To evaluate the association between spinal canal elongation during deformity correction and distraction spinal cord injury (DSCI) in severe adolescent idiopathic scoliosis.

Methods

We retrospectively analyzed 79 patients with severe AIS (Major Cobb angle > 80°) who underwent posterior correction and had both preoperative and postoperative computed tomography scans available for three-dimensional reconstruction. Spinal canal length (SCL) was measured preoperatively and postoperatively at the concave, central, and convex aspects of the canal. The cross-sectional area of the spinal canal (CSA) was also recorded. Logistic regression was used to assess associations between spinal canal parameters and postoperative neurological injury. Receiver operating characteristic (ROC) analysis was performed to evaluate discriminative performance and to derive cohort-specific candidate cut points using the maximum Youden index.

Results

Among 79 included patients, 13 (16.5%) developed DSCI. The DSCI group showed a smaller CSA (151.3 ± 19.8 vs. 181.1 ± 40.7 mm2, p = 0.010) and greater SCL elongation at the concave side (10.1 ± 5.6 vs. 7.5 ± 3.6 mm, p = 0.008), central line (8.8 ± 3.9 vs. 5.0 ± 3.0 mm, p < 0.001), and convex side (7.6 ± 3.3 vs. 3.4 ± 2.7 mm, p < 0.001).
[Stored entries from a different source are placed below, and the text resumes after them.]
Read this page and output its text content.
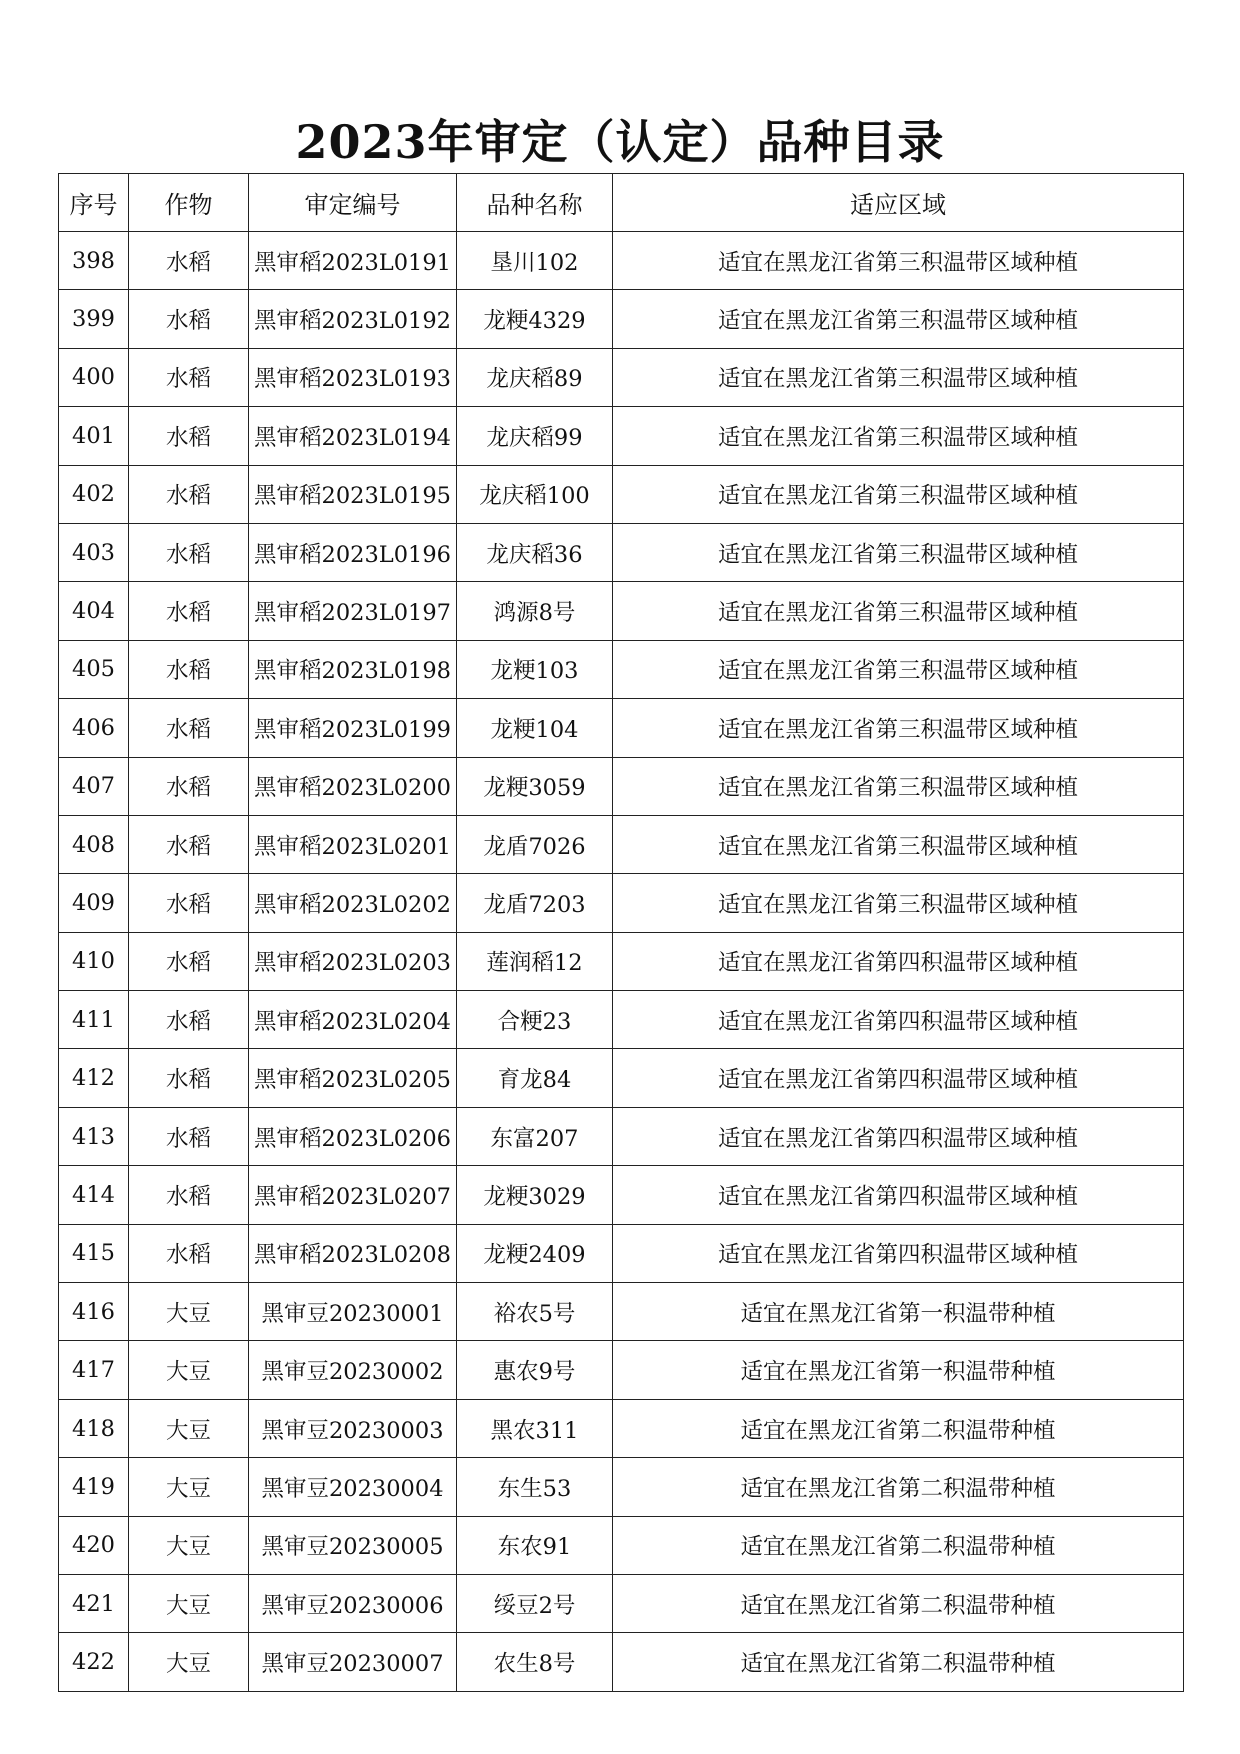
2023年审定（认定）品种目录
序号	作物	审定编号	品种名称	适应区域
398	水稻	黑审稻2023L0191	垦川102	适宜在黑龙江省第三积温带区域种植
399	水稻	黑审稻2023L0192	龙粳4329	适宜在黑龙江省第三积温带区域种植
400	水稻	黑审稻2023L0193	龙庆稻89	适宜在黑龙江省第三积温带区域种植
401	水稻	黑审稻2023L0194	龙庆稻99	适宜在黑龙江省第三积温带区域种植
402	水稻	黑审稻2023L0195	龙庆稻100	适宜在黑龙江省第三积温带区域种植
403	水稻	黑审稻2023L0196	龙庆稻36	适宜在黑龙江省第三积温带区域种植
404	水稻	黑审稻2023L0197	鸿源8号	适宜在黑龙江省第三积温带区域种植
405	水稻	黑审稻2023L0198	龙粳103	适宜在黑龙江省第三积温带区域种植
406	水稻	黑审稻2023L0199	龙粳104	适宜在黑龙江省第三积温带区域种植
407	水稻	黑审稻2023L0200	龙粳3059	适宜在黑龙江省第三积温带区域种植
408	水稻	黑审稻2023L0201	龙盾7026	适宜在黑龙江省第三积温带区域种植
409	水稻	黑审稻2023L0202	龙盾7203	适宜在黑龙江省第三积温带区域种植
410	水稻	黑审稻2023L0203	莲润稻12	适宜在黑龙江省第四积温带区域种植
411	水稻	黑审稻2023L0204	合粳23	适宜在黑龙江省第四积温带区域种植
412	水稻	黑审稻2023L0205	育龙84	适宜在黑龙江省第四积温带区域种植
413	水稻	黑审稻2023L0206	东富207	适宜在黑龙江省第四积温带区域种植
414	水稻	黑审稻2023L0207	龙粳3029	适宜在黑龙江省第四积温带区域种植
415	水稻	黑审稻2023L0208	龙粳2409	适宜在黑龙江省第四积温带区域种植
416	大豆	黑审豆20230001	裕农5号	适宜在黑龙江省第一积温带种植
417	大豆	黑审豆20230002	惠农9号	适宜在黑龙江省第一积温带种植
418	大豆	黑审豆20230003	黑农311	适宜在黑龙江省第二积温带种植
419	大豆	黑审豆20230004	东生53	适宜在黑龙江省第二积温带种植
420	大豆	黑审豆20230005	东农91	适宜在黑龙江省第二积温带种植
421	大豆	黑审豆20230006	绥豆2号	适宜在黑龙江省第二积温带种植
422	大豆	黑审豆20230007	农生8号	适宜在黑龙江省第二积温带种植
Multivariate analysis identified convex SCL elongation (OR = 2.230, 95% CI 1.329–3.739, p = 0.002) and CSA (OR = 0.950, 95% CI 0.916–0.985, p = 0.006) as independent factors associated with DSCI. Convex SCL showed the highest discriminative ability on ROC analysis (AUC = 0.86).

Conclusion

Excessive convex-side SCL elongation combined with reduced CSA represents a high-risk morphological pattern for DSCI in severe AIS correction. Postoperative neurological risk is multifactorial—driven by complex three-dimensional corrective forces, osteotomies, and baseline anatomical reserve, rather than simple longitudinal distraction. Preoperative evaluation of canal reserve and anticipated elongation may provide a morphological framework for risk stratification in complex deformity surgery.